The etiological factors most related to this pathology include: traumas, surgery, infections, burns, radiation, stroke paralysis, heart attacks , spinal pathologies or alterations related to blood vessels (National Organization for Rare Disorders, 2007).
On the other hand, we must emphasize that in some affected people it is not possible to identify the precipitating factor and, in addition, family cases of the disease have also been documented , so a potential field of research would be the analysis of the genetic patterns of this disease.
Recent research suggests that Sudeck syndrome may be influenced by the presence of various genetic factors . Several family cases have been identified in which this pathology presents an early birth, with a high presence of muscular dystonia and, in addition, several of its members are severely affected (National Institute of Neurological Disorders and Stroke, 2015).
The initial diagnosis of Sudeck syndrome is based on clinical observation (Kirkpatrick et al., 2003).
The medical specialist must recognize some of the characteristics and most common manifestations in this pathology, therefore, the diagnosis is usually made based on the following protocol (Kirkpatrick et al., 2003):
- Evaluation of pain characteristics (temporal evolution, affected areas, etc.).
- Analysis of the function of the sympathetic nervous system.
- Analysis of the possible presence of edema and inflammation.
- Evaluation of the presence of possible movement disorders.
- Evaluation of the cutaneous and muscular structure (presence of dystrophy, atrophy, etc.).
In addition, once a consistent suspicion has been formed about the condition of this pathology, it is necessary to use different laboratory tests to rule out the presence of other differential pathological processes.
Some of the tests employed include more x – rays, the volume densitometry, computerized axial tomography, the nuclear magnetic resonance or the scan (Basin Gonzales et al., 2012).

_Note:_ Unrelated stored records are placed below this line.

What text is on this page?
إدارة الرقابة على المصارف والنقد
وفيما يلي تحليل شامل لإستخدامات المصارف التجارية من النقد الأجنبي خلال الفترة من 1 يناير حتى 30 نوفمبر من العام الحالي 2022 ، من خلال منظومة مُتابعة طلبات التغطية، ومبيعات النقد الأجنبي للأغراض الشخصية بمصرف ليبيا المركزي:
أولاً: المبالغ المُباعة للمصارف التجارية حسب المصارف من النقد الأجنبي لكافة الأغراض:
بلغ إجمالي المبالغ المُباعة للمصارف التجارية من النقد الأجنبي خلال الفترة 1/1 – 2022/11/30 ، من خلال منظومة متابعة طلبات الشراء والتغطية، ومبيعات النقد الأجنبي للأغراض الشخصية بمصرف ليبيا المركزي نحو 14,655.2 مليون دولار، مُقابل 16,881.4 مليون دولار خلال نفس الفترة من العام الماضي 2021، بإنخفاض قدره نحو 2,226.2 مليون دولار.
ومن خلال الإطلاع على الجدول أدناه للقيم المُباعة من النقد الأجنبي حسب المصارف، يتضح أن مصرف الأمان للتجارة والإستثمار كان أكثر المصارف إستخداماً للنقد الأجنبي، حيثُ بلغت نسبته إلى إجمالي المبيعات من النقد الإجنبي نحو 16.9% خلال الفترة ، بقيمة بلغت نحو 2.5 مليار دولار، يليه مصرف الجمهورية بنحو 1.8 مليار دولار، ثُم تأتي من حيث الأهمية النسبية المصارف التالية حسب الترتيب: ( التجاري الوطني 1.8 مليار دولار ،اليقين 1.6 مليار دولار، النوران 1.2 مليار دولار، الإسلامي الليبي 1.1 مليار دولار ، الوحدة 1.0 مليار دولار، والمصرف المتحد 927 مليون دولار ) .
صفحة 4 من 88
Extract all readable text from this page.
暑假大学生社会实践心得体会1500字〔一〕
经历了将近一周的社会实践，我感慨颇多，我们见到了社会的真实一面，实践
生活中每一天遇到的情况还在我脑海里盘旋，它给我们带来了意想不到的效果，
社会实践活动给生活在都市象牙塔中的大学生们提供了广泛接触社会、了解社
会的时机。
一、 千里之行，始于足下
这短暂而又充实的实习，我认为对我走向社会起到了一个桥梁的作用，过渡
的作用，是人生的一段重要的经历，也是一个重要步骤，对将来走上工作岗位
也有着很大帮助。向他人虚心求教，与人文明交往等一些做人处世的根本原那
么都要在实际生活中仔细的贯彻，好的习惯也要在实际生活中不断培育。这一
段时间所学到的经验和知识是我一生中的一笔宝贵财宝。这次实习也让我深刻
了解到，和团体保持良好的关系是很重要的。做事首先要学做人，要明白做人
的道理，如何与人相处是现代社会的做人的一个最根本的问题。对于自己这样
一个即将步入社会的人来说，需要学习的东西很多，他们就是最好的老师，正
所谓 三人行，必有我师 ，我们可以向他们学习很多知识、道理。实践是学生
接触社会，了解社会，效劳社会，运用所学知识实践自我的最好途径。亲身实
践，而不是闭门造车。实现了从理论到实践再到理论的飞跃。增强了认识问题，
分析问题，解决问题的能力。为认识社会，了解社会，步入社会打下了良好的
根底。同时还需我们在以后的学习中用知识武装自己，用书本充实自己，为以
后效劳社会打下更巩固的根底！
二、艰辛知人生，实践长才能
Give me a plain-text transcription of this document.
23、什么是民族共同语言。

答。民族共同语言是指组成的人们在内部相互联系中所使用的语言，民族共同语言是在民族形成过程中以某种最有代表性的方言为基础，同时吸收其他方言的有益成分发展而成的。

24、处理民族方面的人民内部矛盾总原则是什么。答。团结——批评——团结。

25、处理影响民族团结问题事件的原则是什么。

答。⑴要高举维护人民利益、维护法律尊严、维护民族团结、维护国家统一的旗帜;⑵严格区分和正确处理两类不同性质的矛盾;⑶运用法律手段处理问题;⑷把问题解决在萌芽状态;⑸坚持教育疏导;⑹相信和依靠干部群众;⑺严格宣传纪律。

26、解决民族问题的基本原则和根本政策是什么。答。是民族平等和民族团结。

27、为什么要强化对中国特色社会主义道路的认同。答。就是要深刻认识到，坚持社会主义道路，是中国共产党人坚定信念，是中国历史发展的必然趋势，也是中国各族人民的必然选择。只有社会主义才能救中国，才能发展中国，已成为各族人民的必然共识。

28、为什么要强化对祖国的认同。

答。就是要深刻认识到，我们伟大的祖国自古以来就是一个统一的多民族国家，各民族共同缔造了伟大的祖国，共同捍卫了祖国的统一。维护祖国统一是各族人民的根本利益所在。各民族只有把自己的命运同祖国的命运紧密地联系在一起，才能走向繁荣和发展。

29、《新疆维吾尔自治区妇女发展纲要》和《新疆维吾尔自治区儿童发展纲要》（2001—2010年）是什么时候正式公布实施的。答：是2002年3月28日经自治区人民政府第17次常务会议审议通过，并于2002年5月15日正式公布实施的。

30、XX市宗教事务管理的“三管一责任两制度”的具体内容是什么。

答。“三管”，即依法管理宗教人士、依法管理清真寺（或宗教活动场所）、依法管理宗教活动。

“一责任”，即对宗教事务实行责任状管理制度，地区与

In addition, the use of other tests such as intra-osseous phlebography, thermography, cutaneous fluximetry or Q-SART has also been reported in the medical literature (Cuenca Gonzáles et al., 2012).
Currently, there is no identified cure for Sudeck syndrome, mainly due to ignorance of the etiological and pathophysiological mechanisms .
However, there is a wide variety of therapeutic approaches that can be effective in controlling and alleviating the signs and symptoms suffered by affected people.
Thus, the National Institute of Neurological Disorder and Stroke (2015), points out some of the most used therapies:
- Physical rehabilitation.
- Pharmacological treatment: analgesics, non-steroidal anti-inflammatories, corticosteroids, anticonvulsants, antidepressants, morphine, among others.
- Pharmacological nervous sympathectomy (blockage of the sympathetic nerve branches through the injection of anesthetics.
- Surgical nervous sympathectomy (injury or destruction of some nerve areas of the sympathetic branch).
- Nervous electrostimulation.
- Intrathectal infusion of analgesic and opiate drugs.
- Emerging treatments or in the trial phase: intravenous immunoglobulin, ketamine or hyperbatic chambers, among others.
The medical prognosis and the evolution of the pathology vary significantly among the people affected. In some cases, it is possible to observe a complete and spontaneous remission of the symptoms.
However, in other cases, both pain and other pathologies usually present irreversibly, persistently and are resistant to pharmacological therapies.
Apart from this, the specialists in the treatment of pain and the Sudeck syndrome, point out that it is essential to approach the pathology early, as it helps to limit its progression.
Sudeck syndrome remains a little known disease, there are few clinical studies that clarify the causes, the clinical course and the role of experimental therapies.